Singular

When I compute some Groebner Basis, I found the degree of some variables went up very quickly.
Then I want to know whether there is a largest degree of variables when computing Groebner Basis.

Thanks a lot.
Gepo

This is fact of Groebner basis, If you look in the book of Cox Little O'shea "ideals, varietes and algo", they are some examples where the degree become very big with some order and very small with an other.
I think that it is an open problem to bound the degree of the elements of a groebner basis.
Etienne
PS I am not a specialist of that topic, I just read the book above

I am also reading the book. But it seems it did not mention too much on this topic.
Hope someone could give us some clues.

The answer (which I don't know) depends on the term ordering. What ordering are you using? Using dp would keep the degree lower than using lp.

I tried both.
The thing I want to know is whether there is a theoretical bound for the degree.

Thanks
Gepo

A paper written by Bardet, Faugere, and Salvy might be helpful. It's titled, "Asymptotic Expansion of the Degree of Regularity for Semi-Regular Sequences of Equations". They repeat an precise, sharp formula for regular systems that dates back to Lazard (1983). You can download it from Faugere's web page; they seem to have presented it at MEGA 2005, but I don't find any reference to a journal publication.

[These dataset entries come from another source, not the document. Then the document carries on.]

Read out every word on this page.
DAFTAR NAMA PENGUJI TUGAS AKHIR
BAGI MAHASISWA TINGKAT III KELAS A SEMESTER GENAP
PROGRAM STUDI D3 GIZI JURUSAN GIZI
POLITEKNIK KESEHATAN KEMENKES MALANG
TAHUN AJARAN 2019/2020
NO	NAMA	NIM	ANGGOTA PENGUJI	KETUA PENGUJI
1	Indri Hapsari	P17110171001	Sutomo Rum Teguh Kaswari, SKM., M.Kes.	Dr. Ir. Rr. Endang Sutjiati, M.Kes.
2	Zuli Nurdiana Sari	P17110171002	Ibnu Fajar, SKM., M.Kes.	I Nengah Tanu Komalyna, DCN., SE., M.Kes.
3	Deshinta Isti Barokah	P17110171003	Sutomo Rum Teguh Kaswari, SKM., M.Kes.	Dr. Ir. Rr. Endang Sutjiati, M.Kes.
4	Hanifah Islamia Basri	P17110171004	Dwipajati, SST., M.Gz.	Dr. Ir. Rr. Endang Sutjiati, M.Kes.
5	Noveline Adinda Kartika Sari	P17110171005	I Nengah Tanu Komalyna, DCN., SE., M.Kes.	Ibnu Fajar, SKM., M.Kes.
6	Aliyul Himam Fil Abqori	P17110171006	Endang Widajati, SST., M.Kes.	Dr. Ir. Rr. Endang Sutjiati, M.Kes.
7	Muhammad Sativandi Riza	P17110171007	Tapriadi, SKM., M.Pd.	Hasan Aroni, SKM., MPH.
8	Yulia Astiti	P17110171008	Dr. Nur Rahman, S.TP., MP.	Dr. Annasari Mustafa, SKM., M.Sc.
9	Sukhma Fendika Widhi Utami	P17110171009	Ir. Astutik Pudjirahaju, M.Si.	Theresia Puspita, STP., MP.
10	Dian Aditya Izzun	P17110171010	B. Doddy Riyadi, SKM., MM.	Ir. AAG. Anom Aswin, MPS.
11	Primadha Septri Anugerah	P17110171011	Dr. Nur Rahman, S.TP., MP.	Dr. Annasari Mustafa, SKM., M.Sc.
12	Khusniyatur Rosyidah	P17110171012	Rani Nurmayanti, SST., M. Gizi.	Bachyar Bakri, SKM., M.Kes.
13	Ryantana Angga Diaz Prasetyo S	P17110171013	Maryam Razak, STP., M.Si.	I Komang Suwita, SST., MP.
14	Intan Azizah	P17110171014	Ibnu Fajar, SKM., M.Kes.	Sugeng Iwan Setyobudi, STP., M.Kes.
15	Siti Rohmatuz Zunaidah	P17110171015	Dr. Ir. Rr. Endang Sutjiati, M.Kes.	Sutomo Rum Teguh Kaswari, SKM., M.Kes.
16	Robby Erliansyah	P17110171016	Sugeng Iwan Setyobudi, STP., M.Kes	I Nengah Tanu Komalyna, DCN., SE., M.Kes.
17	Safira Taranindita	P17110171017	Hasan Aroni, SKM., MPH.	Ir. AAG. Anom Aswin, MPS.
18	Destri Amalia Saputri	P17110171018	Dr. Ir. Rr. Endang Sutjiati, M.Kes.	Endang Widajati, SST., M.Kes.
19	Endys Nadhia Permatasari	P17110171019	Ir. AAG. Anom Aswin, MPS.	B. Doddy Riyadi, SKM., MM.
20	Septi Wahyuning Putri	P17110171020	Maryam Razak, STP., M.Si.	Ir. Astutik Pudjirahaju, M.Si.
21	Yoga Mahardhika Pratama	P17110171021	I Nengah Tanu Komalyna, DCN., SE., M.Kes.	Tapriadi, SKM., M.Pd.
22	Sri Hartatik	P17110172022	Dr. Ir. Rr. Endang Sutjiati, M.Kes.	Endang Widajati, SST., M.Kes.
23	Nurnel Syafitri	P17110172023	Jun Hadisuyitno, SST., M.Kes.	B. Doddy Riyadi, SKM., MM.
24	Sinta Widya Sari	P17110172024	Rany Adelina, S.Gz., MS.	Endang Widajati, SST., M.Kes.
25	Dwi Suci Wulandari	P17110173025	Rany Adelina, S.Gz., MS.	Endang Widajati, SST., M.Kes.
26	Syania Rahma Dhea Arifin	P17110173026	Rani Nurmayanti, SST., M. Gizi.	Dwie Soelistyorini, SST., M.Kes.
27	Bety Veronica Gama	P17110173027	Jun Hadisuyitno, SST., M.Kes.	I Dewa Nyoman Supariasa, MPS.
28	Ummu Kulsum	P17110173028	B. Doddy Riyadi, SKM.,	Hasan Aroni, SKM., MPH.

Older than this is a paper by Mayr & Meyer, titled (I think) "The Complexity of the Word Problem for Commutative Semigroups and Polynomial Ideals".

There's also a paper by Y. N. Lakshman, "On the complexity of computing a Gröbner basis for the radical of a zero dimensional ideal".

Hope at least one of these helps.

In Dube's paper "The structure of polynomial ideals and Gröbner bases" [MR Number mr=1053942]there is a bound on the degree of the polynomials in a groebner basis. It depends on the degree d of the polynomials one starts with and on the number n of variables in the polynomial ring. Then for every monomial ordering there is a Groebner basis of degree less or equal to 2((d^2/2)+d)^{2^{n-1}}.
If I recall correctly this bound does not even need the characteristic of the ground field to be zero (unlike the previous bound by Moeller Mora Bayer Giusti...).

This bound is also mentioned (without reference i think) in the book "Modern Computer Algebra" - Gerhard, Gathen ( around p.590 ?)